Rappelons en préambule les convictions ayant présidé à la naissance de notre association : le harcèlement en vue de la destruction systématique des moulins, des étangs, des canaux, des biefs et du patrimoine hydraulique des rivières françaises est une dérive grave de l'administration de l'Etat français. Nous y voyons un scandale politique, une erreur écologique, une faute morale. Nous n'y accordons en conséquence aucune espèce de légitimité quand cette politique est le fait d'une administration centrale non élue et s'arrogeant des pouvoirs exorbitants. 

Alors que les députés et sénateurs, seuls représentants élus de la volonté générale, ont demandé d'aménager certains ouvrages impactant les poissons migrateurs et les sédiments tout en respectant le patrimoine, une fraction des fonctionnaires de l'administration centrale du ministère de l'écologie, de certaines administrations territoriales et de certains établissement publics administratifs a estimé au cours des années 2000 qu'elle avait l'opportunité d'imposer par la pression réglementaire son idéologie de la "renaturation" des rivières impliquant la destruction de divers héritages et paysages, dont les moulins, forges, étangs. Or non seulement cette vision de l'écologie aquatique est contestable et contestée, mais ce coup de force interne de l'administration n'a pas de réelle base légale : il ne tient qu'à l'interprétation abusive et excessive des lois dans la réglementation d'une part, à l'intimidation des personnes et des élus locaux par les services des préfectures d'autre part. 

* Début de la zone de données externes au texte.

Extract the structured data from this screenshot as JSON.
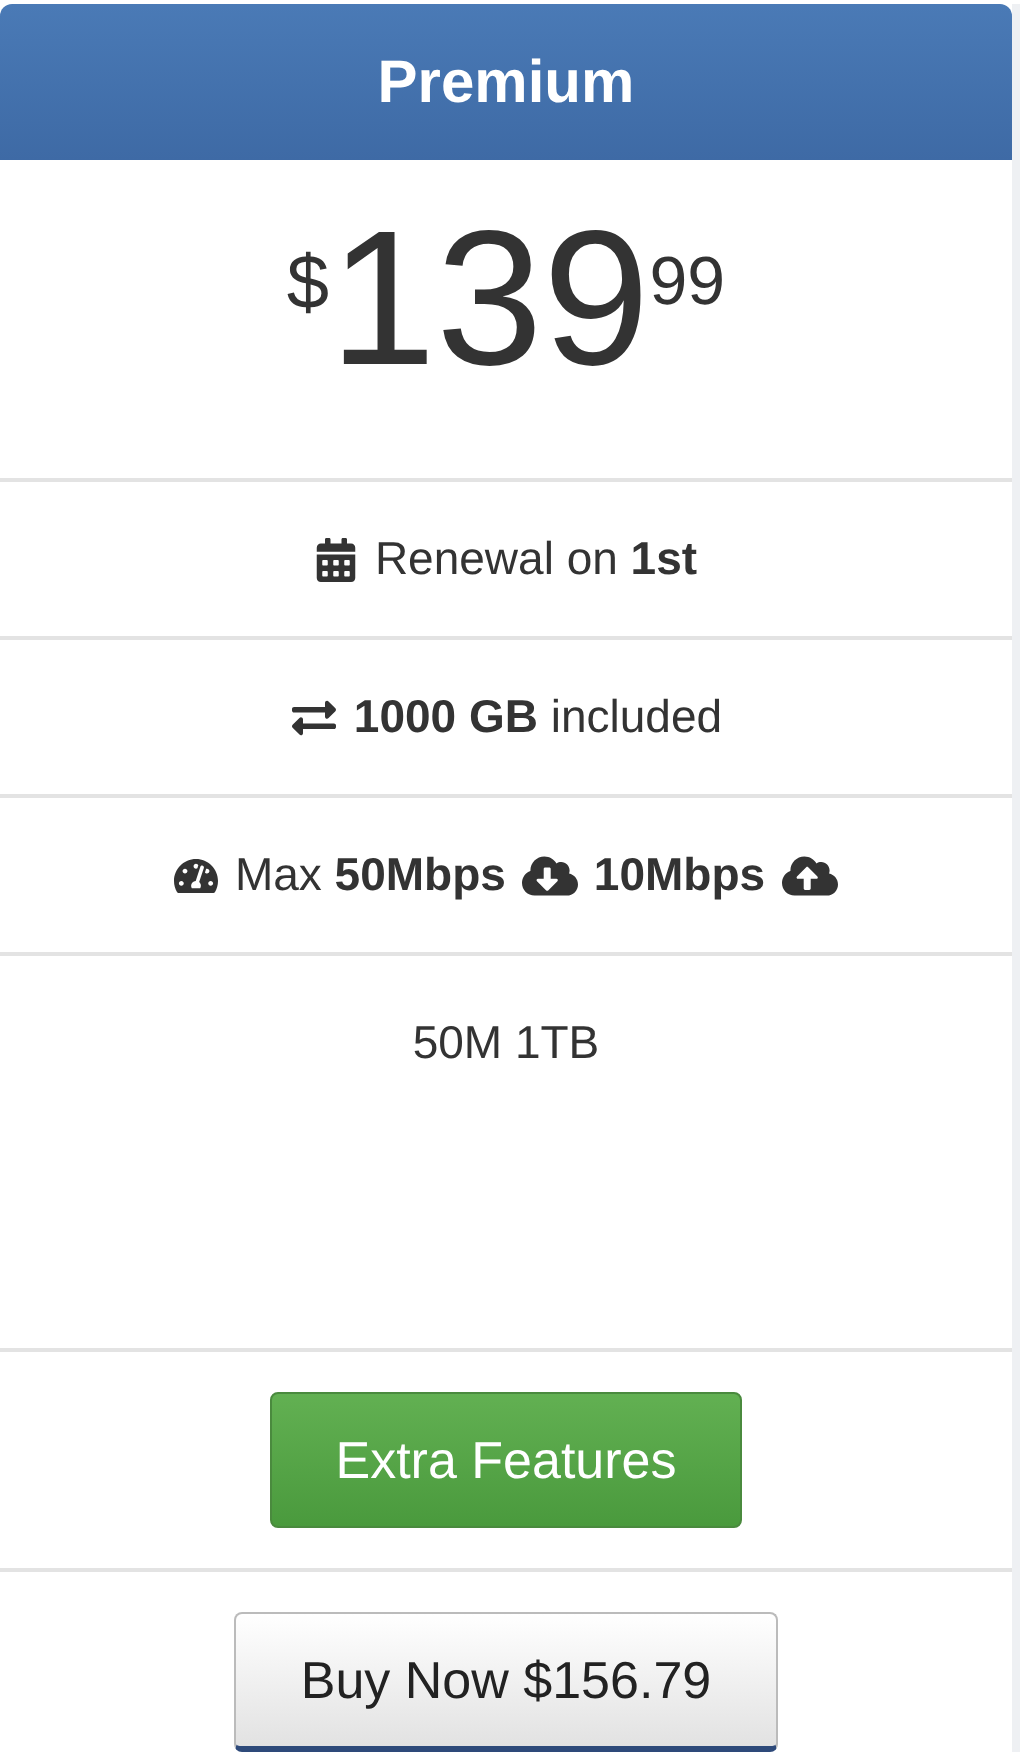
{
  "plan": {
    "title": "Premium",
    "price": {
      "currency": "$",
      "amount": "139",
      "cents": "99"
    },
    "features": [
      {
        "kind": "renewal",
        "text": "Renewal on **1st**"
      },
      {
        "kind": "bandwidth",
        "text": "**1000 GB** included"
      },
      {
        "kind": "speed",
        "download": "Max **50Mbps**",
        "upload": "**10Mbps**"
      }
    ],
    "description": "50M 1TB",
    "buttons": [
      {
        "kind": "extra",
        "label": "Extra Features"
      },
      {
        "kind": "buy",
        "label": "Buy Now $156.79"
      }
    ]
  }
}
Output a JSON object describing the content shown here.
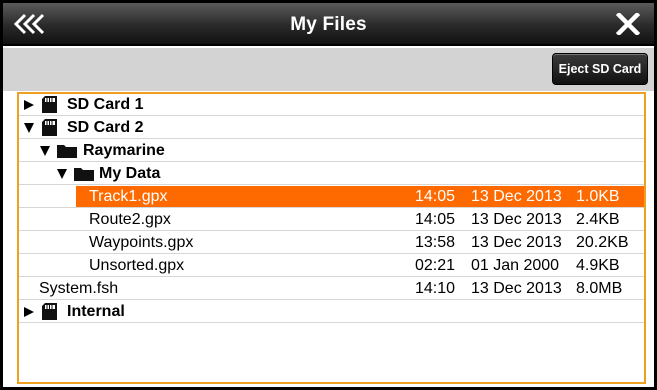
{
  "header": {
    "title": "My Files",
    "back_icon": "double-chevron-left-icon",
    "close_icon": "close-x-icon"
  },
  "toolbar": {
    "eject_label": "Eject SD Card"
  },
  "tree": {
    "sd_card_1": {
      "label": "SD Card 1",
      "expanded": false
    },
    "sd_card_2": {
      "label": "SD Card 2",
      "expanded": true
    },
    "raymarine": {
      "label": "Raymarine",
      "expanded": true
    },
    "my_data": {
      "label": "My Data",
      "expanded": true
    },
    "files": [
      {
        "name": "Track1.gpx",
        "time": "14:05",
        "date": "13 Dec 2013",
        "size": "1.0KB",
        "selected": true
      },
      {
        "name": "Route2.gpx",
        "time": "14:05",
        "date": "13 Dec 2013",
        "size": "2.4KB",
        "selected": false
      },
      {
        "name": "Waypoints.gpx",
        "time": "13:58",
        "date": "13 Dec 2013",
        "size": "20.2KB",
        "selected": false
      },
      {
        "name": "Unsorted.gpx",
        "time": "02:21",
        "date": "01 Jan 2000",
        "size": "4.9KB",
        "selected": false
      }
    ],
    "system_file": {
      "name": "System.fsh",
      "time": "14:10",
      "date": "13 Dec 2013",
      "size": "8.0MB"
    },
    "internal": {
      "label": "Internal",
      "expanded": false
    }
  },
  "colors": {
    "selection": "#ff6a00",
    "panel_border": "#f0a020",
    "toolbar_bg": "#d3d3d3"
  }
}
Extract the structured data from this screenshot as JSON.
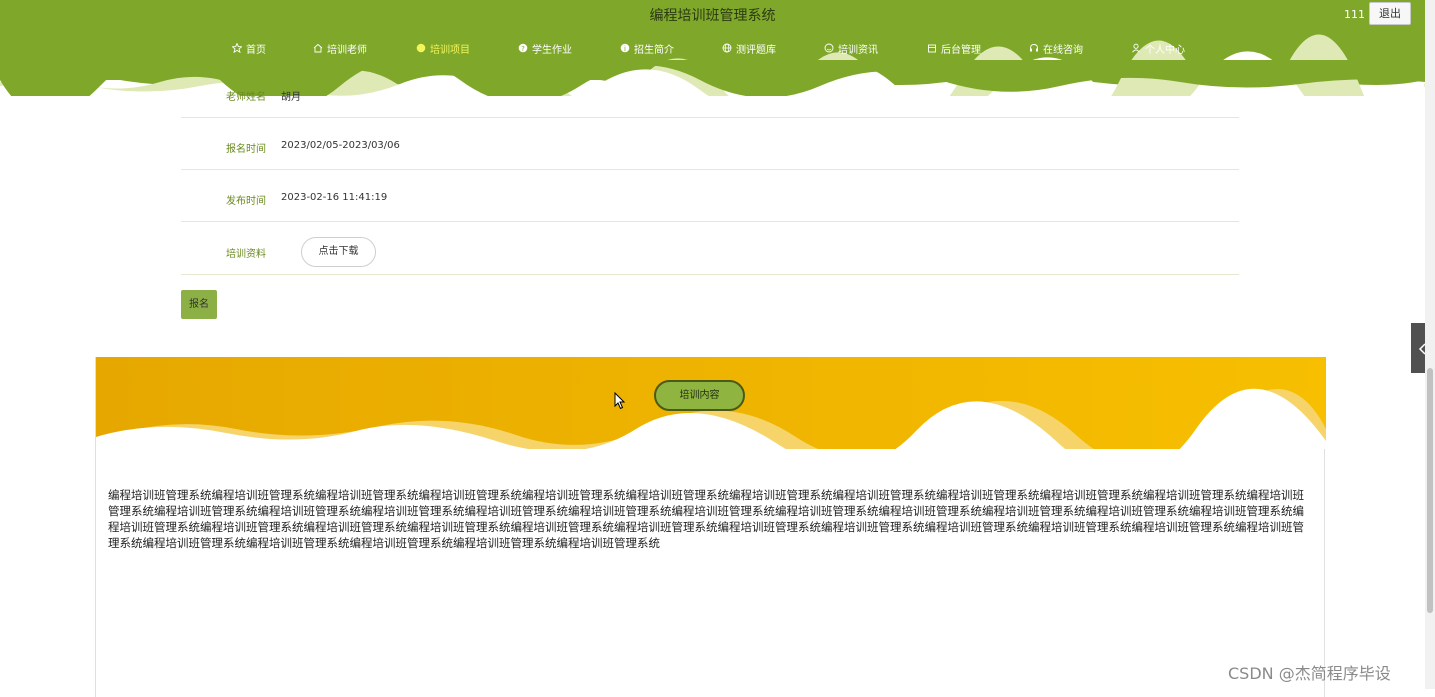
{
  "header": {
    "title": "编程培训班管理系统",
    "user": "111",
    "logout_label": "退出",
    "bg_color": "#7fa82a"
  },
  "nav": {
    "items": [
      {
        "label": "首页",
        "icon": "star-icon"
      },
      {
        "label": "培训老师",
        "icon": "home-icon"
      },
      {
        "label": "培训项目",
        "icon": "circle-icon",
        "active": true
      },
      {
        "label": "学生作业",
        "icon": "question-icon"
      },
      {
        "label": "招生简介",
        "icon": "info-icon"
      },
      {
        "label": "测评题库",
        "icon": "globe-icon"
      },
      {
        "label": "培训资讯",
        "icon": "smile-icon"
      },
      {
        "label": "后台管理",
        "icon": "box-icon"
      },
      {
        "label": "在线咨询",
        "icon": "headset-icon"
      },
      {
        "label": "个人中心",
        "icon": "user-icon"
      }
    ]
  },
  "detail": {
    "rows": [
      {
        "label": "老师姓名",
        "value": "胡月"
      },
      {
        "label": "报名时间",
        "value": "2023/02/05-2023/03/06"
      },
      {
        "label": "发布时间",
        "value": "2023-02-16 11:41:19"
      },
      {
        "label": "培训资料",
        "button": "点击下载"
      }
    ],
    "signup_label": "报名"
  },
  "panel": {
    "tab_label": "培训内容",
    "banner_color": "#f2b400",
    "content": "编程培训班管理系统编程培训班管理系统编程培训班管理系统编程培训班管理系统编程培训班管理系统编程培训班管理系统编程培训班管理系统编程培训班管理系统编程培训班管理系统编程培训班管理系统编程培训班管理系统编程培训班管理系统编程培训班管理系统编程培训班管理系统编程培训班管理系统编程培训班管理系统编程培训班管理系统编程培训班管理系统编程培训班管理系统编程培训班管理系统编程培训班管理系统编程培训班管理系统编程培训班管理系统编程培训班管理系统编程培训班管理系统编程培训班管理系统编程培训班管理系统编程培训班管理系统编程培训班管理系统编程培训班管理系统编程培训班管理系统编程培训班管理系统编程培训班管理系统编程培训班管理系统编程培训班管理系统编程培训班管理系统编程培训班管理系统编程培训班管理系统编程培训班管理系统编程培训班管理系统"
  },
  "side_toggle_icon": "chevron-left-icon",
  "watermark": "CSDN @杰简程序毕设"
}
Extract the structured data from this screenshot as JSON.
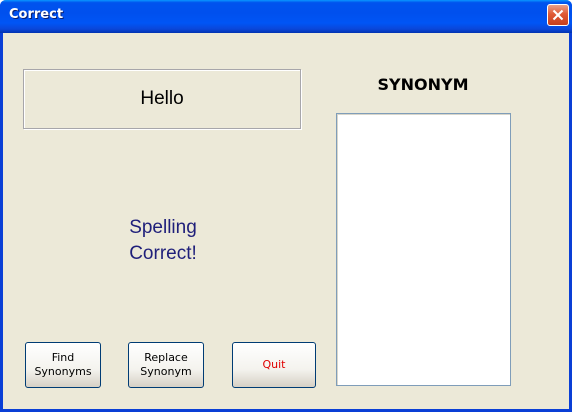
{
  "window": {
    "title": "Correct",
    "close_icon": "close-icon",
    "accent_color": "#0053EE",
    "close_color": "#E05A36"
  },
  "main": {
    "word": "Hello",
    "status_line1": "Spelling",
    "status_line2": "Correct!",
    "status_color": "#1F1F7A"
  },
  "synonyms": {
    "heading": "SYNONYM",
    "items": []
  },
  "buttons": {
    "find_line1": "Find",
    "find_line2": "Synonyms",
    "replace_line1": "Replace",
    "replace_line2": "Synonym",
    "quit": "Quit",
    "quit_color": "#E00000"
  }
}
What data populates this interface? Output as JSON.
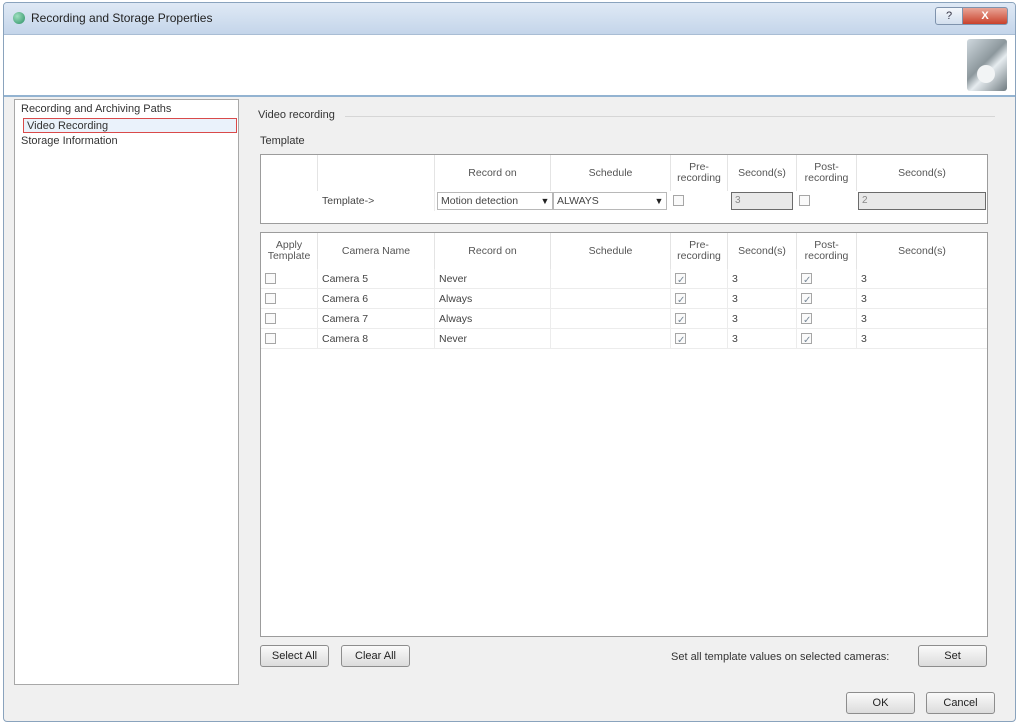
{
  "window": {
    "title": "Recording and Storage Properties",
    "help_label": "?",
    "close_label": "X"
  },
  "nav": {
    "items": [
      "Recording and Archiving Paths",
      "Video Recording",
      "Storage Information"
    ]
  },
  "section": {
    "group_title": "Video recording",
    "template_label": "Template"
  },
  "columns": {
    "apply_template": "Apply Template",
    "camera_name": "Camera Name",
    "record_on": "Record on",
    "schedule": "Schedule",
    "pre_recording": "Pre-recording",
    "seconds": "Second(s)",
    "post_recording": "Post-recording"
  },
  "template_row": {
    "label": "Template->",
    "record_on": "Motion detection",
    "schedule": "ALWAYS",
    "pre_checked": false,
    "pre_seconds": "3",
    "post_checked": false,
    "post_seconds": "2"
  },
  "cameras": [
    {
      "apply": false,
      "name": "Camera 5",
      "record_on": "Never",
      "schedule": "",
      "pre": true,
      "pre_seconds": "3",
      "post": true,
      "post_seconds": "3"
    },
    {
      "apply": false,
      "name": "Camera 6",
      "record_on": "Always",
      "schedule": "",
      "pre": true,
      "pre_seconds": "3",
      "post": true,
      "post_seconds": "3"
    },
    {
      "apply": false,
      "name": "Camera 7",
      "record_on": "Always",
      "schedule": "",
      "pre": true,
      "pre_seconds": "3",
      "post": true,
      "post_seconds": "3"
    },
    {
      "apply": false,
      "name": "Camera 8",
      "record_on": "Never",
      "schedule": "",
      "pre": true,
      "pre_seconds": "3",
      "post": true,
      "post_seconds": "3"
    }
  ],
  "buttons": {
    "select_all": "Select All",
    "clear_all": "Clear All",
    "set_text": "Set all template values on selected cameras:",
    "set": "Set",
    "ok": "OK",
    "cancel": "Cancel"
  }
}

Les deux dérives les plus couramment observées sont les suivantes :
  • des pressions et financements en vue de casser les ouvrages au lieu de les gérer, équiper, entretenir,
  • des pressions et harcèlements en vue d'empêcher la relance hydro-électrique des ouvrages par des demandes disproportionnées.
Face aux innombrables critiques de cette continuité écologique agressive et punitive depuis le classement des rivières de 2011-2012, Ségolène Royal avait demandé aux préfets en 2015 de cesser toute destruction de site. Le ministère de l'écologie a été obligé de réagir suite au 2e rapport du CGEDD en 2017, qui pointait (comme le premier en 2012) de graves dysfonctionnements de la réforme. Nicolas Hulot puis François de Rugy ont tenté de calmer ces critiques par une session spéciale de discussion au sein du programme du Comité national de l'eau.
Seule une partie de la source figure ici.